Согласно Матуране, "один организм может вносить модификации в поведение другого организма двумя основными способами". Первый – когда последующее поведение одного из них строго зависит от предыдущею поведения другого, например, "при ухаживании или в поединке". Матурана справедливо полагает, что этот способ к образованию социальной коммуникации не ведет. Допустим, два организма одного вида нечто делают. Если эти действия физически или биологически зависимы друг от друга (например, распушил хвост в брачный период – привлек самку или толкнул – упал), то речь не идет о социальном взаимодействии (упавший падает как физическое тело, а не как представитель социума)

Второй способ связан с тем, что организм каким-то образом особо реагирует на организмы своего вида. Поэтому, когда один организм что-то делает, он автоматически привлекает внимание другого и тем самым ориентирует "поведение другого организма на какую-то часть его области взаимодействий, отличную отчасти, в которую входит данное взаимодействие". Ориентирующее действие одного организма – это действие, не требующее реакции другого организма, однако оно все же побуждает ориентируемый организм как-то это действие интерпретировать. Т.Е., если каждый из них делает нечто не зависимое от действий другого (например, один прыгает, а второй – сосет лапу), то каждый из них в силу принадлежности к одному виду обращает внимание на действия другого. И принимает эти действия другого за адресованное себе сообщение, хотя на самом деле каждый делал то, что делал, и никакого сообщения не передавал. В дальнейшем, когда один начнет прыгать, то второй в силу неизбежности круговой организации начинает повторять свои действия (сосать лапу). Таким образом, устанавливается устойчивая связь: прыжок – сосание лапы. При этом организм сам для себя придумывает основания, приведшие к образованию связи. И, хотя у каждого эти основания свои, он приписывает в силу понимаемой принадлежности к одному виду эти же основания и своему партнеру. Чем выше организм находится на эволюционной лестнице, тем больше у него анатомических приобретений, позволяющих реализовывать все более сложные программы поведения, не вызванные физической или биологической необходимостью, тем больше он производит независимых действий и тем чаще устанавливаются устойчивые связи.

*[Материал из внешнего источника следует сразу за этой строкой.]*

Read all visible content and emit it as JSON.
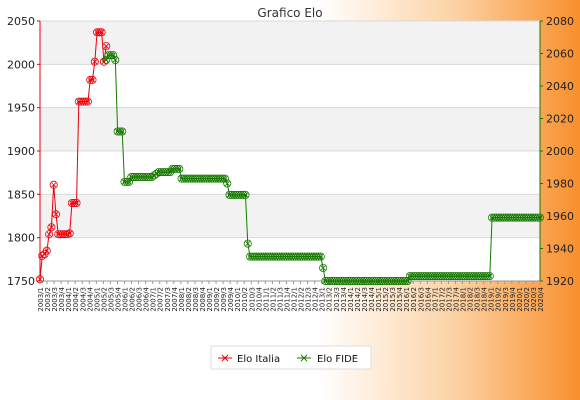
{
  "chart_data": {
    "type": "line",
    "title": "Grafico Elo",
    "y_left": {
      "min": 1750,
      "max": 2050,
      "ticks": [
        1750,
        1800,
        1850,
        1900,
        1950,
        2000,
        2050
      ]
    },
    "y_right": {
      "min": 1920,
      "max": 2080,
      "ticks": [
        1920,
        1940,
        1960,
        1980,
        2000,
        2020,
        2040,
        2060,
        2080
      ]
    },
    "grid": true,
    "x_tick_labels": [
      "2003/1",
      "2003/2",
      "2003/3",
      "2003/4",
      "2004/1",
      "2004/2",
      "2004/3",
      "2004/4",
      "2005/1",
      "2005/2",
      "2005/3",
      "2005/4",
      "2006/1",
      "2006/2",
      "2006/3",
      "2006/4",
      "2007/1",
      "2007/2",
      "2007/3",
      "2007/4",
      "2008/1",
      "2008/2",
      "2008/3",
      "2008/4",
      "2009/1",
      "2009/2",
      "2009/3",
      "2009/4",
      "2010/1",
      "2010/2",
      "2010/3",
      "2010/4",
      "2011/1",
      "2011/2",
      "2011/3",
      "2011/4",
      "2012/1",
      "2012/2",
      "2012/3",
      "2012/4",
      "2013/1",
      "2013/2",
      "2013/3",
      "2013/4",
      "2014/1",
      "2014/2",
      "2014/3",
      "2014/4",
      "2015/1",
      "2015/2",
      "2015/3",
      "2015/4",
      "2016/1",
      "2016/2",
      "2016/3",
      "2016/4",
      "2017/1",
      "2017/2",
      "2017/3",
      "2017/4",
      "2018/1",
      "2018/2",
      "2018/3",
      "2018/4",
      "2019/1",
      "2019/2",
      "2019/3",
      "2019/4",
      "2020/1",
      "2020/2",
      "2020/3",
      "2020/4"
    ],
    "legend": {
      "placement": "bottom-center"
    },
    "series": [
      {
        "name": "Elo Italia",
        "axis": "left",
        "color": "#e8000b",
        "x": [
          0,
          1,
          2,
          3,
          4,
          5,
          6,
          7,
          8,
          9,
          10,
          11,
          12,
          13,
          14,
          15,
          16,
          17,
          18,
          19,
          20,
          21,
          22,
          23,
          24,
          25,
          26,
          27,
          28,
          29
        ],
        "values": [
          1752,
          1779,
          1781,
          1785,
          1804,
          1812,
          1861,
          1827,
          1804,
          1804,
          1804,
          1804,
          1804,
          1805,
          1840,
          1840,
          1840,
          1957,
          1957,
          1957,
          1957,
          1957,
          1982,
          1982,
          2003,
          2037,
          2037,
          2037,
          2003,
          2021
        ]
      },
      {
        "name": "Elo FIDE",
        "axis": "right",
        "color": "#167a00",
        "x_start": 29,
        "values": [
          2056,
          2059,
          2059,
          2059,
          2056,
          2012,
          2012,
          2012,
          1981,
          1981,
          1981,
          1984,
          1984,
          1984,
          1984,
          1984,
          1984,
          1984,
          1984,
          1984,
          1984,
          1985,
          1986,
          1987,
          1987,
          1987,
          1987,
          1987,
          1987,
          1989,
          1989,
          1989,
          1989,
          1983,
          1983,
          1983,
          1983,
          1983,
          1983,
          1983,
          1983,
          1983,
          1983,
          1983,
          1983,
          1983,
          1983,
          1983,
          1983,
          1983,
          1983,
          1983,
          1983,
          1980,
          1973,
          1973,
          1973,
          1973,
          1973,
          1973,
          1973,
          1973,
          1943,
          1935,
          1935,
          1935,
          1935,
          1935,
          1935,
          1935,
          1935,
          1935,
          1935,
          1935,
          1935,
          1935,
          1935,
          1935,
          1935,
          1935,
          1935,
          1935,
          1935,
          1935,
          1935,
          1935,
          1935,
          1935,
          1935,
          1935,
          1935,
          1935,
          1935,
          1935,
          1935,
          1928,
          1920,
          1920,
          1920,
          1920,
          1920,
          1920,
          1920,
          1920,
          1920,
          1920,
          1920,
          1920,
          1920,
          1920,
          1920,
          1920,
          1920,
          1920,
          1920,
          1920,
          1920,
          1920,
          1920,
          1920,
          1920,
          1920,
          1920,
          1920,
          1920,
          1920,
          1920,
          1920,
          1920,
          1920,
          1920,
          1920,
          1920,
          1923,
          1923,
          1923,
          1923,
          1923,
          1923,
          1923,
          1923,
          1923,
          1923,
          1923,
          1923,
          1923,
          1923,
          1923,
          1923,
          1923,
          1923,
          1923,
          1923,
          1923,
          1923,
          1923,
          1923,
          1923,
          1923,
          1923,
          1923,
          1923,
          1923,
          1923,
          1923,
          1923,
          1923,
          1923,
          1923,
          1959,
          1959,
          1959,
          1959,
          1959,
          1959,
          1959,
          1959,
          1959,
          1959,
          1959,
          1959,
          1959,
          1959,
          1959,
          1959,
          1959,
          1959,
          1959,
          1959,
          1959,
          1959
        ]
      }
    ]
  }
}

Матурана близок к решению обсуждаемых парадоксов, но его исходные посылки (типа постулата кругообразности) темны и противоречивы. Это неудивительно, ведь для Матураны организм – всего лишь автомат и, разумеется, автомат, не обладающий сознанием. Выступая как наблюдатель собственного поведения, этот автомат способен даже, как утверждает Матурана, строить сугубо индуктивные выводы о своем поведении. Но, как известно, этот тезис эмпиризма опасен. На одной индукции никакой теории не построить, в том числе теории собственного поведения.

Гораздо более обоснованный логически и крайне оригинальный выход из обсуждаемого круга предлагает Б.Ф. Поршнев. Правда, для реализации своей идеи и ему требуется огромное число достаточно произвольных допущений, включая, например, существование телепатии. Причиной возникновения речевого общения в филогенезе, по Поршневу, стала необходимость для неоантропов каким-нибудь способом защитить себя от суггестивного воздействия людоедов-архантропов. Вот, например, некий архантроп хочет с помощью суггестии подчинить неоантропов, а те в упреждение совершают некое не предопределенное ситуацией действие. Неоантропы осуществляют такие неадекватные действия, которые вызывают непроизвольную имитацию (например, зевание). Зевание ослабляет суггестивное воздействие, чего неоантропы совместными усилиями и добиваются. Практика осуществления контрсуггестии такого рода постепенно образует навык взаимозависимых действий, лишенных, в силу своей неадекватности, какого-либо иного содержания, кроме взаимозависимости. Эти действия и являются началом становления речи. Блестящая идея, но несколько смущает ее детективный уклон и отсутствие каких-либо прямых оснований для такого описания взаимоотношения архантропов с неоантропами.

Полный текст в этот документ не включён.